Мой хозяин вспорхнул, вылетел на кухню, трепеща крылышками, вернулся с баночкой маслин и двумя высокими металлическими рюмками, разлил коньяк.
— Восемьсот семьдесят четвертый год, русская работа. Обратите внимание на гравировку. Это же царь-пушка. На этой вот — царь-колокол. Ну, за ваше здоровье. — Александр Васильевич пристально посмотрел на меня, и в его взгляде, второй раз за вечер, вдруг промелькнула какая-то цепкость, какая-то остринка.
Мы выпили.
— Ах, Геночка, как я когда-то любил это занятие! — засмеялся Александр Васильевич. — Садился за стол — душа пела! А теперь вот столько в организме фильтров и клапанов: и гипертония, и сердечная недостаточность, и гастрит — и все караулят, все начеку, только и ждут, чтобы я позвонил. Тут уж они, голубчики, за меня принимаются разом, хоть неотложку вызывай! Ну что ж, спасибо нашему благодетелю Сурену Аршаковичу, что свел меня с вами.
— Вы это серьезно? — не удержался я и тут же пожалел: забыл, дурак, с кем дело имеешь.
— Совершенно серьезно. Я очень рад, что познакомился с вами.
— Но почему? — опять черт дернул меня за язык.

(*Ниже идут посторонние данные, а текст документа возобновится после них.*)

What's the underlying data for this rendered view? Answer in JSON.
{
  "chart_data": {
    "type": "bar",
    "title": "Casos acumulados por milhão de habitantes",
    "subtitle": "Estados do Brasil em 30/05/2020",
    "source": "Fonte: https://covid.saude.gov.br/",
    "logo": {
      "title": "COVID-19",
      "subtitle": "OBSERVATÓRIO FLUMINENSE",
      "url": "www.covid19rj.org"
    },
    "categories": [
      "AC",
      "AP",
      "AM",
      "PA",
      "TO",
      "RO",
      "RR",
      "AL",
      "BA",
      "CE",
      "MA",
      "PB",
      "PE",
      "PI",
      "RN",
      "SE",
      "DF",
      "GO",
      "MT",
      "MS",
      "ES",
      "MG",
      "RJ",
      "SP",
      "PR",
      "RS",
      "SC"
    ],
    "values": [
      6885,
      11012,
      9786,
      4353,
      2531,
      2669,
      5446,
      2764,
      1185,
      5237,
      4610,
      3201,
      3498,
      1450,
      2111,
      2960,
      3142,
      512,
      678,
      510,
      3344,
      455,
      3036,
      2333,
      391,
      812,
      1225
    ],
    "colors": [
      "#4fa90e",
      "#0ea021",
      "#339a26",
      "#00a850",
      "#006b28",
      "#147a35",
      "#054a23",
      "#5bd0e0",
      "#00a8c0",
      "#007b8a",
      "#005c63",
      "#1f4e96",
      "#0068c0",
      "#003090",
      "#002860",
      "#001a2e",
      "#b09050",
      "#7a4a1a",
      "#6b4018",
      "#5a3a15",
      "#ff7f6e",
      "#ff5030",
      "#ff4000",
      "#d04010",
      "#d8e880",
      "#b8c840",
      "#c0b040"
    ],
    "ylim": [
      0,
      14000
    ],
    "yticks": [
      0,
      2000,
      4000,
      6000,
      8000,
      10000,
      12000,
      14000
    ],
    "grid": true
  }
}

— Из чисто эгоистических соображений, дорогой Геночка. Из чисто эгоистических. Нет, дело не в выигрыше. Просто сдается мне, что вам нужна помощь, и — кто знает? — может быть, я сумею помочь вам. А это, смею вас уверить, голубчик, очень приятно. Увы, не все это, глупцы, понимают.
В Александре Васильевиче появилась какая-то уверенность, он как будто стал выше, перестал трепетать. Я почувствовал, что потянулся к нему. Сумасшедший не сумасшедший — мне было покойно с ним, и в его присутствии мысли о ночных кошмарах казались далекими и нереальными, как полет на Марс. Но то работали инстинкты. Разум же, натренированный в логических объяснениях, фыркал: как же, поможет он тебе! Поможет, если сползешь к нему, туда, где беседуют с горшками и извиняются за единственную рюмку перед какими-то растениями.
И опять кухонная свара в душе: инстинкты на разум. Я вздохнул. Бутафор проницательно посмотрел на меня и вдруг тоненько захихикал.
— Представляю, о чем вы сейчас думаете, — сказал он.
— Это нетрудно, — пожал я плечами.
— Вы не пытаетесь спорить со мной, не высмеиваете мои рассказы о зеленых друзьях, — он кивнул на растения, — а это значит, вы считаете меня ненормальным. — Я промолчал, и Александр Васильевич несколько раз кивнул. — Это и немудрено. Если бы вы умели слышать их голоса, вы бы не были одиноким человеком. А раз вы не знаете, что растения — это живые существа, которые умеют любить, страдать и ненавидеть, то я вам должен казаться выжившим из ума болтуном, сумасшедшей кочерыжкой. Так? — Александр Васильевич метнул в меня лукавый взгляд и чему-то весело кивнул.
Я промолчал. Я стоял на качелях, и линия горизонта то поднималась, то опускалась. Одно мгновение уверенность, что передо мной тихий помешанный, была бетонно-непоколебимой, взмах качелей — и бетон давал трещины. Это было неприятно, голова шла кругом. Может быть, встать, извиниться и уйти? Наверное, так и нужно было бы сделать, но мысль о пустом моем склепе была еще неприятнее.
— А откуда вы знаете, что я одинокий человек? — угрюмо спросил я.
— Это сразу же видно, милый Геночка. Одинокие люди очень жесткие и почти не светятся. — Александр Васильевич смущенно хихикнул. — Вы меня простите, я объяснить как следует не умею. Знаете, это как музыка. В голове звучит — стройно так, красиво, верно. А захочешь пропеть — и такое мяуканье выходит, что оторопь берет: как можно так испохабить музыку. Вот я сказал жесткий. А ведь это не то слово. Не жесткий, а… — мой хозяин недовольно потер ладонью лысинку. — Может, сухой, а? Но не и поведении, а в душе.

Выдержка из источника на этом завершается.